Mrs S’s Italian Sauce Recipe
Onions, lots, chopped
Tomatoes, lots (peel, pips and all), chopped coarsely or quartered or sixth’d if large (I used about 15 – 20 medium ones – see pic above)
Red paprika pepper – half a one – coarsely chopped
Red wine, to taste
Cracked black pepper
Sweet paprika powder, 1-2 tsp
Cumin powder, 1 tsp
Coriander powder, 1 tsp
Garlic to taste, chopped
Basil leaves – optional
A note on the onions - the more onions the better, thicker and tastier the sauce - I usually put between 3 and 6 large ones, white ones (never tried it with red, I’m sure it’s lovely).
- Chop the onions finely – I prefer using the food processor for this.
- Heat the oil in a large pot (oil quantity, Jamie Oliver style, glug glug glug…). Once heated, add the coarsely chopped paprika pepper and the paprika powder, and turn the heat down slightly.
- Allow to soften a bit then add in the onions and stir to coat with the oil and paprika mixture (the oil will be a yummy reddish colour). Braise until soft.
- Add the cumin and coriander powder and mix. Coriander tends to absorb the oil, so keep an eye on this. Let fry for a minute.
- Add the tomatoes and garlic and mix well. Allow the flavour to develop for about 5 minutes.
- Add the wine, salt and pepper. Stir well.
- Allow to simmer on a low heat for a looooong time.

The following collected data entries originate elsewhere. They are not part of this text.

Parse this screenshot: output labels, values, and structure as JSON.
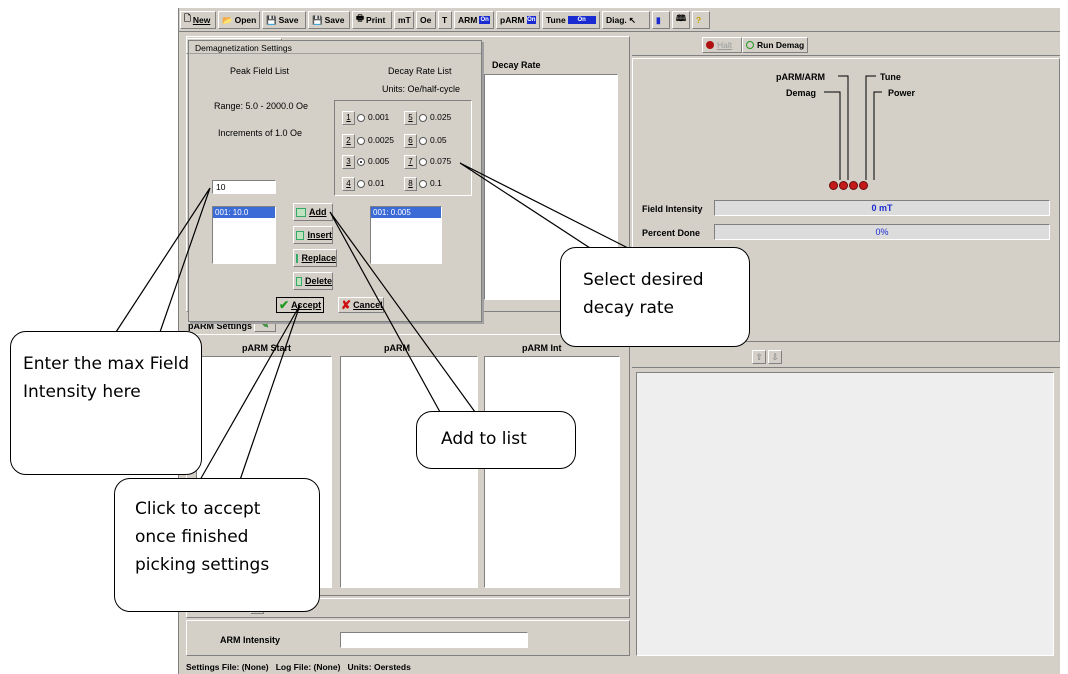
{
  "toolbar": {
    "new": "New",
    "open": "Open",
    "save": "Save",
    "save2": "Save",
    "print": "Print",
    "mt": "mT",
    "oe": "Oe",
    "t": "T",
    "arm": "ARM",
    "parm": "pARM",
    "tune": "Tune",
    "diag": "Diag.",
    "mini_on": "On"
  },
  "dialog": {
    "title": "Demagnetization Settings",
    "peak_field_list": "Peak Field List",
    "decay_rate_list": "Decay Rate List",
    "units": "Units: Oe/half-cycle",
    "range": "Range: 5.0 - 2000.0 Oe",
    "increments": "Increments of 1.0 Oe",
    "field_input": "10",
    "field_list": [
      "001: 10.0"
    ],
    "decay_list": [
      "001: 0.005"
    ],
    "rates": [
      {
        "num": "1",
        "value": "0.001",
        "selected": false
      },
      {
        "num": "2",
        "value": "0.0025",
        "selected": false
      },
      {
        "num": "3",
        "value": "0.005",
        "selected": true
      },
      {
        "num": "4",
        "value": "0.01",
        "selected": false
      },
      {
        "num": "5",
        "value": "0.025",
        "selected": false
      },
      {
        "num": "6",
        "value": "0.05",
        "selected": false
      },
      {
        "num": "7",
        "value": "0.075",
        "selected": false
      },
      {
        "num": "8",
        "value": "0.1",
        "selected": false
      }
    ],
    "buttons": {
      "add": "Add",
      "insert": "Insert",
      "replace": "Replace",
      "delete": "Delete",
      "accept": "Accept",
      "cancel": "Cancel"
    }
  },
  "main": {
    "decay_rate_header": "Decay Rate",
    "parm_settings": "pARM Settings",
    "parm_start": "pARM Start",
    "parm_mid": "pARM",
    "parm_int": "pARM Int",
    "arm_intensity": "ARM Intensity"
  },
  "right": {
    "halt": "Halt",
    "run_demag": "Run Demag",
    "parm_arm": "pARM/ARM",
    "tune": "Tune",
    "demag": "Demag",
    "power": "Power",
    "field_intensity_label": "Field Intensity",
    "field_intensity_value": "0 mT",
    "percent_done_label": "Percent Done",
    "percent_done_value": "0%"
  },
  "status": {
    "settings_file": "Settings File: (None)",
    "log_file": "Log File: (None)",
    "units": "Units: Oersteds"
  },
  "callouts": {
    "max_field": "Enter the max Field Intensity here",
    "decay": "Select desired decay rate",
    "add": "Add to list",
    "accept": "Click to accept once finished picking settings"
  },
  "colors": {
    "window_gray": "#d4d0c8",
    "selection_blue": "#3b6bd6",
    "led_red": "#c41a1a",
    "value_blue": "#1a2bd1"
  }
}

Keep stirring every once in a while. If it starts to slightly stick to the pot (slightly, not burn), just stir it loose, this is part of the layering of flavour. Remember the courage bit. Wine helps (drinking it, not adding more as this will just make the sauce too liquid. Drinking it on the other hand helps with the courage).
So when is it ready?
At the end of the day it’s about what it tastes like to you. The moment it tastes yummy, it’s done. When done, stir in whole basil leaves.
I like to blend it to make the sauce into a smooth consistency. Leave chunky if you wish.
Tip: If the tomato is too acidic, add 1 tsp of sugar.
By far the most popular use of this sauce is over pasta and I confess that this is my favourite pasta dish of all time, plain, with lashings of parmesan cheese on top. Che and I will also be using it when we make pizza.
So there you have it!
Hope you enjoy it as much as I have cooking and especially eating it. Let me know how it turns out.